Diabelsko ostry i tak samo diabelsko dobry obiad w sam raz na deszcz za oknem. Rozgrzewa idealnie, a robi się go stosunkowo szybko. I pamiętajcie o rękawiczkach przy krojeniu chilli. Ja niestety zignorowałam tą radę i później płaciłam za to dłońmi rozgrzanymi do czerwoności :)

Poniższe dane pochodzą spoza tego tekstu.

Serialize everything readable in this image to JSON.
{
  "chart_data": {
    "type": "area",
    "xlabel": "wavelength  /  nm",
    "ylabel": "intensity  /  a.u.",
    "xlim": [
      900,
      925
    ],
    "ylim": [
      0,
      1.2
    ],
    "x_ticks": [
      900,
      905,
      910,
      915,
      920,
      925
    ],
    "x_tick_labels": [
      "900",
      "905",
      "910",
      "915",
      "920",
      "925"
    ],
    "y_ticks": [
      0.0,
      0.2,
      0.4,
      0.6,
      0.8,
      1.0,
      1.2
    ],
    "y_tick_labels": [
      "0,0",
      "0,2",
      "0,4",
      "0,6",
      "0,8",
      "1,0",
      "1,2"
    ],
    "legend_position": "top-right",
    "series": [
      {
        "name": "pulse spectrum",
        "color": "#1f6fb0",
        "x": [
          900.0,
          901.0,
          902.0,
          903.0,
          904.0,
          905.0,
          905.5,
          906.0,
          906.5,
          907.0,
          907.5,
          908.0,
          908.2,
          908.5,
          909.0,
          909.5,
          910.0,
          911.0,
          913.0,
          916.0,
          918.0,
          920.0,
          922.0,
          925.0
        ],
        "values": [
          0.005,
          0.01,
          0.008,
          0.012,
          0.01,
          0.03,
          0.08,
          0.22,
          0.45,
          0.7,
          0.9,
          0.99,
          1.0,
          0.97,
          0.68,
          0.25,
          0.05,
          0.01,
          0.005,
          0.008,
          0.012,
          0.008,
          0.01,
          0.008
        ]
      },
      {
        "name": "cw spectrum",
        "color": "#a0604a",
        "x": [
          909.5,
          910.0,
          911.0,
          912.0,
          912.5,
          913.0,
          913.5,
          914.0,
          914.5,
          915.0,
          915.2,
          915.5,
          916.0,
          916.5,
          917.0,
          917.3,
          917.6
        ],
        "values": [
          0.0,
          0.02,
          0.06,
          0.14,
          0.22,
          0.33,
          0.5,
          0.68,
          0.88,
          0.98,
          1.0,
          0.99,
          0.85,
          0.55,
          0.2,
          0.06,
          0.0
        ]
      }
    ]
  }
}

- 500 g schabu wieprzowego bez kośc i
- 3 papryczki chilli
- jedna cebula
- sól, pieprz, chilli, gałka muszkatołowa, rozmaryn, papryka słodka, czosnek granulowany
- odrobina mąki
- łyżka miodu, łyżka musztardy, łyżka oliwy
Dzień wcześniej kroimy mięso na plastry, delikatnie rozbijamy. Przygotowujemy marynatę: do oleju dodajemy po szczypcie każdej z przypraw, jednej więcej innej mniej, według uznania oraz musztardę i miód. Papryczki chilli myjemy i kroimy w plasterki, dodajemy do marynaty, kroimy również cebule w piórka. Wszystko dokładnie łączymy: mięso + marynatę i odstawiamy do lodówki na noc.
Następnego dnia mięso delikatnie oprószamy mąką i smażymy po minucie z każdej strony i wkładamy mięso do naczynia żaroodpornego dodajemy odrobinę wody i pieczemy ok 30 minut w nagrzanym do 180 stopni piekarniku.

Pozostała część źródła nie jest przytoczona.